Some Book Notes

Some Book Notes

I can’t review all the books I purchase, am given or even read, so I want to mention a few that I have read or skimmed or dipped into here and there … beginning with

Graham Cole, God the Peacemaker: How Atonement Brings Shalom (New Studies in Biblical Theology). Few topics have gotten evangelical conservatives more riled up than atonement, so it is nice to see a robust defense of a Reformed-ish approach that combines both Christus Victor and penal substitution. Comprehensive, balanced, theological, and eminently useful. A good text for seminary students who know the issues.

Nicholas Perrin, Jesus the Temple.

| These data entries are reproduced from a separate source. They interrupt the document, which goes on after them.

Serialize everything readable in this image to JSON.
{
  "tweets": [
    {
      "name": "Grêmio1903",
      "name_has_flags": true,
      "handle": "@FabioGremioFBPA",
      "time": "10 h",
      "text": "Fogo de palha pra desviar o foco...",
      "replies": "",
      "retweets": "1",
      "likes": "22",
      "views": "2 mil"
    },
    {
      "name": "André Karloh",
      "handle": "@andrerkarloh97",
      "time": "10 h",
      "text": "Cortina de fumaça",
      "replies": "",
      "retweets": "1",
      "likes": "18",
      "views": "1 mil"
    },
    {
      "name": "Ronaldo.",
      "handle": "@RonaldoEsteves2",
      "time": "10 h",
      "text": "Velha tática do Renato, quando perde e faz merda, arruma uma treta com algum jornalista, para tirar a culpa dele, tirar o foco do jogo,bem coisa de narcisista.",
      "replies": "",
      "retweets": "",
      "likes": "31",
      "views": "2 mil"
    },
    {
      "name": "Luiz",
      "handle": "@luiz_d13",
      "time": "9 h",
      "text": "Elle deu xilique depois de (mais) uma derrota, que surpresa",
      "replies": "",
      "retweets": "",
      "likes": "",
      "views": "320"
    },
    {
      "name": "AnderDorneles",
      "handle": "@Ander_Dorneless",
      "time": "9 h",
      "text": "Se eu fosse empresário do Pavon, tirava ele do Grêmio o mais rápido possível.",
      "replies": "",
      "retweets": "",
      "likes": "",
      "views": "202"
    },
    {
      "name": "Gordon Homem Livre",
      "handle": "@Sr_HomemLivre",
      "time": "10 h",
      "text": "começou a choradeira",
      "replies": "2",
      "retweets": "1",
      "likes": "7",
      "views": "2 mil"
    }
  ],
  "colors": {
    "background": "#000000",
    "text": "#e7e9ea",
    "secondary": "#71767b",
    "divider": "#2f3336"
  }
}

This book contends Jesus saw himself over against his Jewish context as a counter-temple movement because he saw himself as the New Temple and that his mission can be — indeed must be — understood through this temple imagery. Against the inner-experience theory of kingdom, Perrin shows that kingdom is socio-economic and concrete and ecclesial. This is a major book that deserves a wide reading.

C.E. Hill, Who Chose the Gospels?: Probing the Great Gospel Conspiracy . It is so common today to hear from innocent people and to read in the media that the Gospels — scratch that, the whole NT — was voted on at Nicea and that it was really Constantine that imposed orthodox belief on a wildly diverse early Christianity. Well, C.E. Hill has literally squashed that idea by showing the Gospels were fully in play — all four of them — by the end of the 1st Century and no one had voted on them. They, in effect, arose by natural selection — the survival of the fittest from the very beginning. This is a well-written book and deserves to be in the library of churches and every college.